Brooke Shields speaking about her battle with postpartum melancholy on Capitol Hill May 11, 2007. She additionally wrote the ebook Down Came the Rain: My Journey Through Postpartum Depression. (Photo: Nancy Ostertag/Getty Images)

Wilson thought it was “extra brave” of Brooke to share particularly as a result of the connection she had with her mom “had been so deeply scrutinized. This idea that Teri was a bad mom. Now Brooke Shields is coming forward saying that she is not the ideal mom that she had always wanted to be made it extra courageous to me.”

Brooke’s two daughters seem on the finish of the movie, bringing the story full circle because the lady firstly, virtually a marionette managed by her mother, is now the mom who discovered her voice and her approach and is having a sensible and import dialog with her youngsters.
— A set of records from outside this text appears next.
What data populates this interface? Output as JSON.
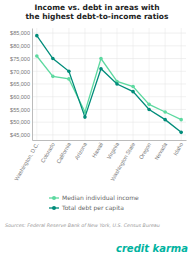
{
  "chart_data": {
    "type": "line",
    "title": "Income vs. debt in areas with\nthe highest debt-to-income ratios",
    "categories": [
      "Washington, D.C.",
      "Colorado",
      "California",
      "Arizona",
      "Hawaii",
      "Virginia",
      "Washington State",
      "Oregon",
      "Nevada",
      "Idaho"
    ],
    "series": [
      {
        "name": "Median individual income",
        "color": "#5dd9a0",
        "marker": "circle",
        "values": [
          76000,
          68000,
          67000,
          54000,
          75000,
          66000,
          64000,
          57000,
          54000,
          51000
        ]
      },
      {
        "name": "Total debt per capita",
        "color": "#008c7a",
        "marker": "circle",
        "values": [
          84000,
          75000,
          70000,
          52000,
          71000,
          65000,
          62000,
          55000,
          51000,
          46000
        ]
      }
    ],
    "ylim": [
      43000,
      87000
    ],
    "yticks": [
      {
        "value": 45000,
        "label": "$45,000"
      },
      {
        "value": 50000,
        "label": "$50,000"
      },
      {
        "value": 55000,
        "label": "$55,000"
      },
      {
        "value": 60000,
        "label": "$60,000"
      },
      {
        "value": 65000,
        "label": "$65,000"
      },
      {
        "value": 70000,
        "label": "$70,000"
      },
      {
        "value": 75000,
        "label": "$75,000"
      },
      {
        "value": 80000,
        "label": "$80,000"
      },
      {
        "value": 85000,
        "label": "$85,000"
      }
    ],
    "grid": true,
    "legend": "bottom",
    "annotations": [
      "Sources: Federal Reserve Bank of New York, U.S. Census Bureau",
      "credit karma"
    ]
  }
}
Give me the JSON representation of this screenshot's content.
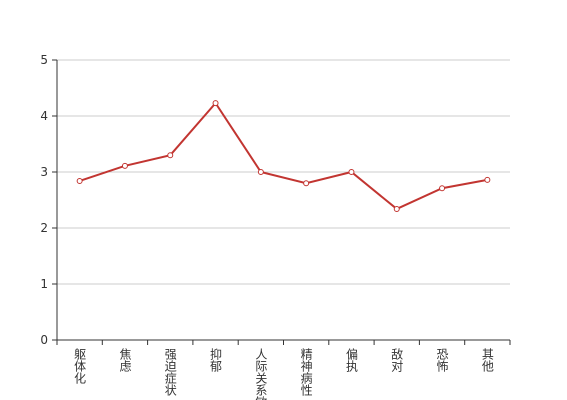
{
  "chart_data": {
    "type": "line",
    "categories": [
      "躯体化",
      "焦虑",
      "强迫症状",
      "抑郁",
      "人际关系敏感",
      "精神病性",
      "偏执",
      "敌对",
      "恐怖",
      "其他"
    ],
    "series": [
      {
        "color": "#c23531",
        "values": [
          2.84,
          3.11,
          3.3,
          4.23,
          3.0,
          2.8,
          3.0,
          2.34,
          2.71,
          2.86
        ]
      }
    ],
    "ylim": [
      0,
      5
    ],
    "yticks": [
      0,
      1,
      2,
      3,
      4,
      5
    ],
    "grid": true
  }
}
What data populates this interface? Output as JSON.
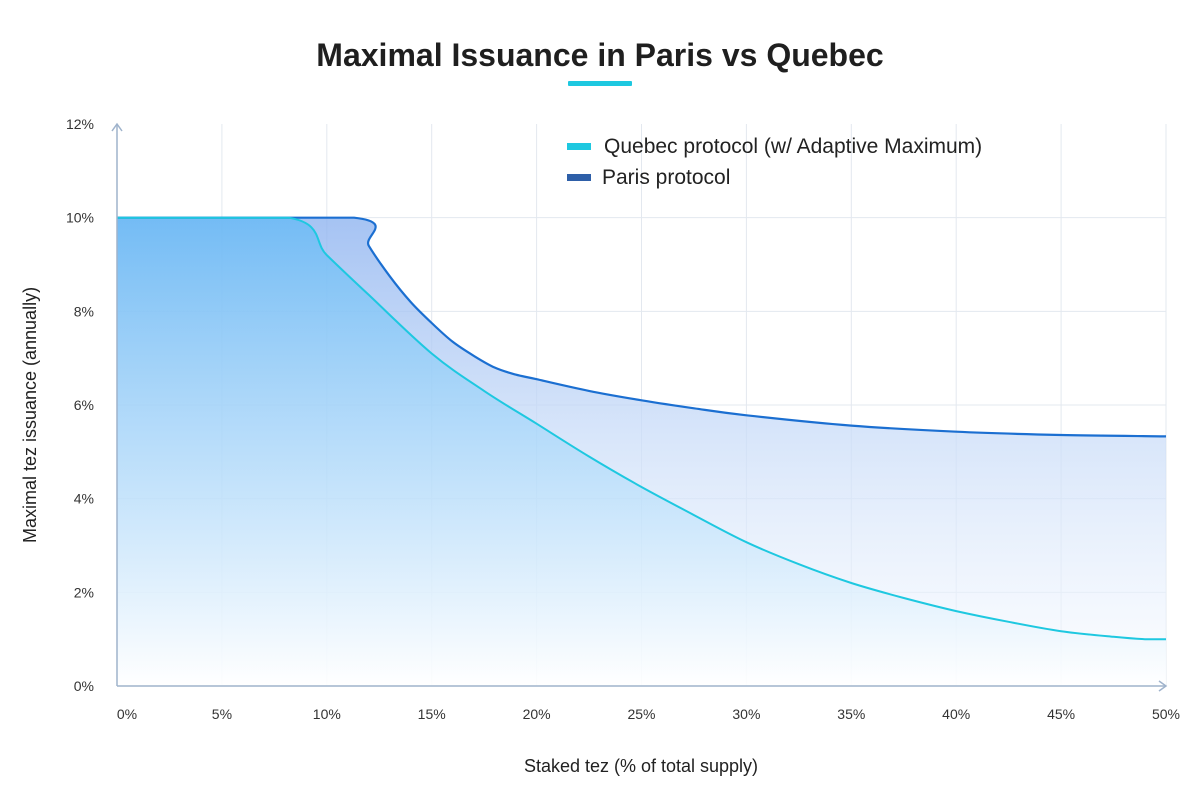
{
  "chart_data": {
    "type": "line",
    "title": "Maximal Issuance in Paris vs Quebec",
    "xlabel": "Staked tez (% of total supply)",
    "ylabel": "Maximal tez issuance (annually)",
    "xlim": [
      0,
      50
    ],
    "ylim": [
      0,
      12
    ],
    "x_ticks": [
      0,
      5,
      10,
      15,
      20,
      25,
      30,
      35,
      40,
      45,
      50
    ],
    "x_tick_labels": [
      "0%",
      "5%",
      "10%",
      "15%",
      "20%",
      "25%",
      "30%",
      "35%",
      "40%",
      "45%",
      "50%"
    ],
    "y_ticks": [
      0,
      2,
      4,
      6,
      8,
      10,
      12
    ],
    "y_tick_labels": [
      "0%",
      "2%",
      "4%",
      "6%",
      "8%",
      "10%",
      "12%"
    ],
    "grid": true,
    "legend_position": "top-right",
    "series": [
      {
        "name": "Quebec protocol (w/ Adaptive Maximum)",
        "color": "#1ec8e0",
        "x": [
          0,
          8.2,
          10,
          12,
          15,
          17.5,
          20,
          22.5,
          25,
          27.5,
          30,
          32.5,
          35,
          37.5,
          40,
          42.5,
          45,
          47.5,
          49,
          50
        ],
        "y": [
          10,
          10,
          9.2,
          8.35,
          7.1,
          6.3,
          5.6,
          4.9,
          4.25,
          3.65,
          3.07,
          2.6,
          2.2,
          1.88,
          1.6,
          1.37,
          1.17,
          1.05,
          1.0,
          1.0
        ]
      },
      {
        "name": "Paris protocol",
        "color": "#1b6fd1",
        "x": [
          0,
          11.3,
          12,
          13,
          14,
          15,
          16,
          17,
          18,
          19,
          20,
          22.5,
          25,
          27.5,
          30,
          35,
          40,
          45,
          50
        ],
        "y": [
          10,
          10,
          9.4,
          8.75,
          8.2,
          7.75,
          7.35,
          7.05,
          6.8,
          6.65,
          6.55,
          6.3,
          6.1,
          5.93,
          5.78,
          5.56,
          5.43,
          5.36,
          5.33
        ]
      }
    ],
    "accent_color": "#1ec8e0"
  }
}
They have been filmed at dwelling over dinner, for observational movie footage, after Wilson began the dialog by asking Rowan, now 19, and Grier, 16, if that they had seen their mom’s early movies. In the movie, Rowan referred to as Pretty Baby “child pornography, technically” whereas Grier mentioned, “The movie itself is about something that’s not OK now.”

“I always knew I only wanted to see her daughters at the very end,” Wilson says of the highly effective scene. “I thought when you go through this challenging, deep, loving but painful relationship Brooke has with her mom and then [her] postpartum depression, how rewarding will it be to see her daughters in front of your eyes at the end of the film?”
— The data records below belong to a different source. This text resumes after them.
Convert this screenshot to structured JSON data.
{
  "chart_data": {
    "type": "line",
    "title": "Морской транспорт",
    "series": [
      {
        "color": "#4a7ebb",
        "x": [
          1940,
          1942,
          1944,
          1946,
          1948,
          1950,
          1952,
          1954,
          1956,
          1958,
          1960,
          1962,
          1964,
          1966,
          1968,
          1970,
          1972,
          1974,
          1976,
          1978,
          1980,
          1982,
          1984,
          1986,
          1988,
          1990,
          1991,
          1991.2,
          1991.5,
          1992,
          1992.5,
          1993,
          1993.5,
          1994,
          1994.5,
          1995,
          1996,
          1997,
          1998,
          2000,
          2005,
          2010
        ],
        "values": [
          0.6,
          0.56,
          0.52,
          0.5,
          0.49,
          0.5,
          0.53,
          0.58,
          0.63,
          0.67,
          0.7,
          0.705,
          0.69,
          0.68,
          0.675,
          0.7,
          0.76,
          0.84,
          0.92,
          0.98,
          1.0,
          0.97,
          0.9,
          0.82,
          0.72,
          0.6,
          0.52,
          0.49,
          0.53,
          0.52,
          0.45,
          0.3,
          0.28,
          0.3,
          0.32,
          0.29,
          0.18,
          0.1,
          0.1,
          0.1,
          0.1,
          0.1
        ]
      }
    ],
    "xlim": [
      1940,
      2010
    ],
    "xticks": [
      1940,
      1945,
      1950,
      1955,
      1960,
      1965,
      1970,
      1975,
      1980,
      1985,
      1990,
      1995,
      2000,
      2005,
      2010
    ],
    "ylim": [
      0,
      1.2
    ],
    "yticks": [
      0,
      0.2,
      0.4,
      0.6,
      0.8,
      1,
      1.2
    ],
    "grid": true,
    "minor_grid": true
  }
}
NEW YORK, NEW YORK - DECEMBER 09: (L-R) Rowan Francis Henchy, Brooke Shields, and Grier Hammond Henchy attend the Z100's iHeartRadio Jingle Ball 2022 Press Room at Madison Square Garden on December 09, 2022 in New York City. (Photo by Dia Dipasupil/Getty Images)
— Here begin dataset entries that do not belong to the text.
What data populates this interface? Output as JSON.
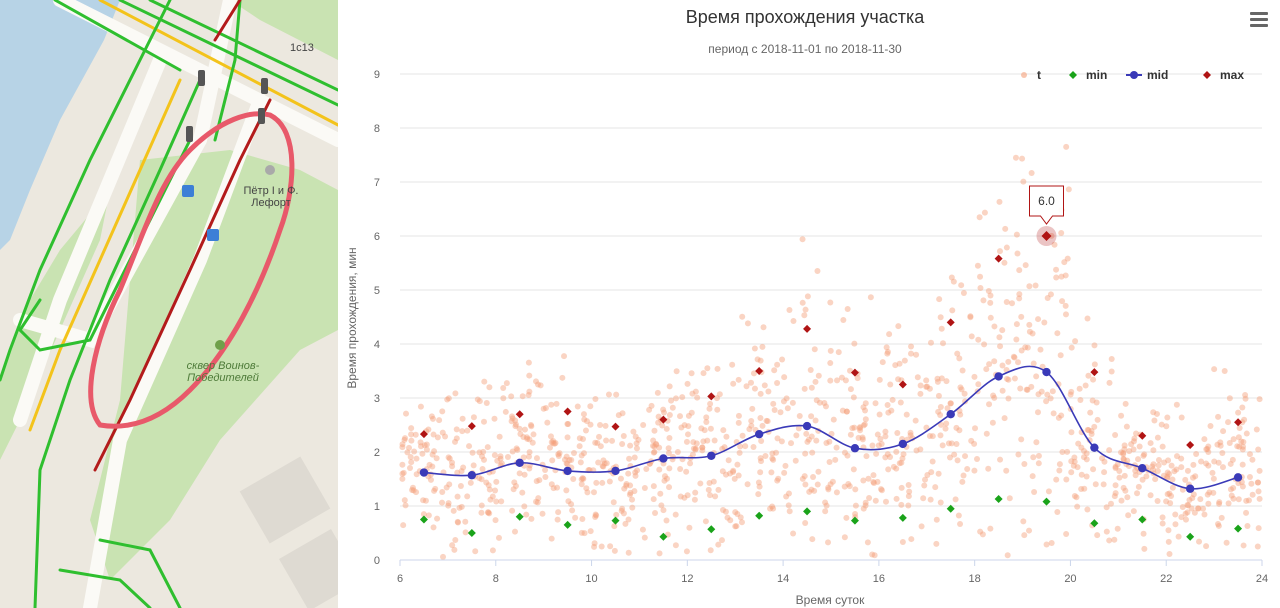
{
  "map": {
    "labels": {
      "building": "1с13",
      "stop": "Пётр I и Ф. Лефорт",
      "park": "сквер Воинов-Победителей"
    },
    "colors": {
      "water": "#b7d3e6",
      "park": "#c9e3b2",
      "road": "#fbfaf6",
      "traffic_free": "#2fbf2f",
      "traffic_medium": "#f3c31b",
      "traffic_jam": "#b31b1b",
      "selection": "#e8596a"
    }
  },
  "chart_data": {
    "type": "scatter",
    "title": "Время прохождения участка",
    "subtitle": "период с 2018-11-01 по 2018-11-30",
    "xlabel": "Время суток",
    "ylabel": "Время прохождения, мин",
    "xlim": [
      6,
      24
    ],
    "ylim": [
      0,
      9
    ],
    "xticks": [
      6,
      8,
      10,
      12,
      14,
      16,
      18,
      20,
      22,
      24
    ],
    "yticks": [
      0,
      1,
      2,
      3,
      4,
      5,
      6,
      7,
      8,
      9
    ],
    "grid": true,
    "legend_position": "top-right",
    "series": [
      {
        "name": "t",
        "kind": "scatter",
        "color": "#f5a07a"
      },
      {
        "name": "min",
        "kind": "marker",
        "color": "#1aa31a",
        "x": [
          6.5,
          7.5,
          8.5,
          9.5,
          10.5,
          11.5,
          12.5,
          13.5,
          14.5,
          15.5,
          16.5,
          17.5,
          18.5,
          19.5,
          20.5,
          21.5,
          22.5,
          23.5
        ],
        "values": [
          0.75,
          0.5,
          0.8,
          0.65,
          0.73,
          0.43,
          0.57,
          0.82,
          0.9,
          0.73,
          0.78,
          0.95,
          1.13,
          1.08,
          0.68,
          0.75,
          0.43,
          0.58
        ]
      },
      {
        "name": "mid",
        "kind": "line",
        "color": "#3a3ab8",
        "x": [
          6.5,
          7.5,
          8.5,
          9.5,
          10.5,
          11.5,
          12.5,
          13.5,
          14.5,
          15.5,
          16.5,
          17.5,
          18.5,
          19.5,
          20.5,
          21.5,
          22.5,
          23.5
        ],
        "values": [
          1.62,
          1.57,
          1.8,
          1.65,
          1.65,
          1.88,
          1.93,
          2.33,
          2.48,
          2.07,
          2.15,
          2.7,
          3.4,
          3.48,
          2.08,
          1.7,
          1.32,
          1.53
        ]
      },
      {
        "name": "max",
        "kind": "marker",
        "color": "#b01414",
        "x": [
          6.5,
          7.5,
          8.5,
          9.5,
          10.5,
          11.5,
          12.5,
          13.5,
          14.5,
          15.5,
          16.5,
          17.5,
          18.5,
          19.5,
          20.5,
          21.5,
          22.5,
          23.5
        ],
        "values": [
          2.33,
          2.48,
          2.7,
          2.75,
          2.47,
          2.6,
          3.03,
          3.5,
          4.28,
          3.47,
          3.25,
          4.4,
          5.58,
          6.0,
          3.48,
          2.3,
          2.13,
          2.55
        ]
      }
    ],
    "tooltip": {
      "x": 19.5,
      "value": "6.0"
    }
  }
}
Brooke Shields with Rowan Francis Henchy and Grier Hammond Henchy on the Z100’s iHeartRadio Jingle Ball in NYC on Dec. 9. (Photo: Dia Dipasupil/Getty Images)

She wasn’t anticipating it to be greater than a picture of the ladies with their mom, however the scene performed out naturally and she knew she needed to embrace it.

“They just started talking and I stepped back,” Wilson says. “I think that one question kind of lit a spark … and gave everyone the freedom to talk about some stuff they might not have talked about otherwise.”

She continues, “I remember thinking at the end of that night: That was something really special. Not just because of the content of what they talked about, and how incredibly resonant it was with the rest of the film, which I had mostly edited already, but because of the dynamic between Brooke and her kids … and [how] it was so different than her dynamic with her mom, where she wasn’t going to challenge her… I think we even see Brooke having a revelation in that moment, reconsidering her own point of view, but they do it in a loving and supportive way… I was really moved by it.”

Pretty Baby is out now, airing in two components on Hulu.

If you or somebody you understand has been sexually assaulted, assist is obtainable. RAINN’s National Sexual Assault Hotline is right here for survivors 24/7 with free, nameless assist. 800.656.HOPE (4673) and on-line.rainn.org.

If you or somebody you understand is experiencing suicidal ideas, name 911, or name the National Suicide Prevention Lifeline at 988 or 1-800-273-8255 or textual content HOME to the Crisis Text Line at 741741.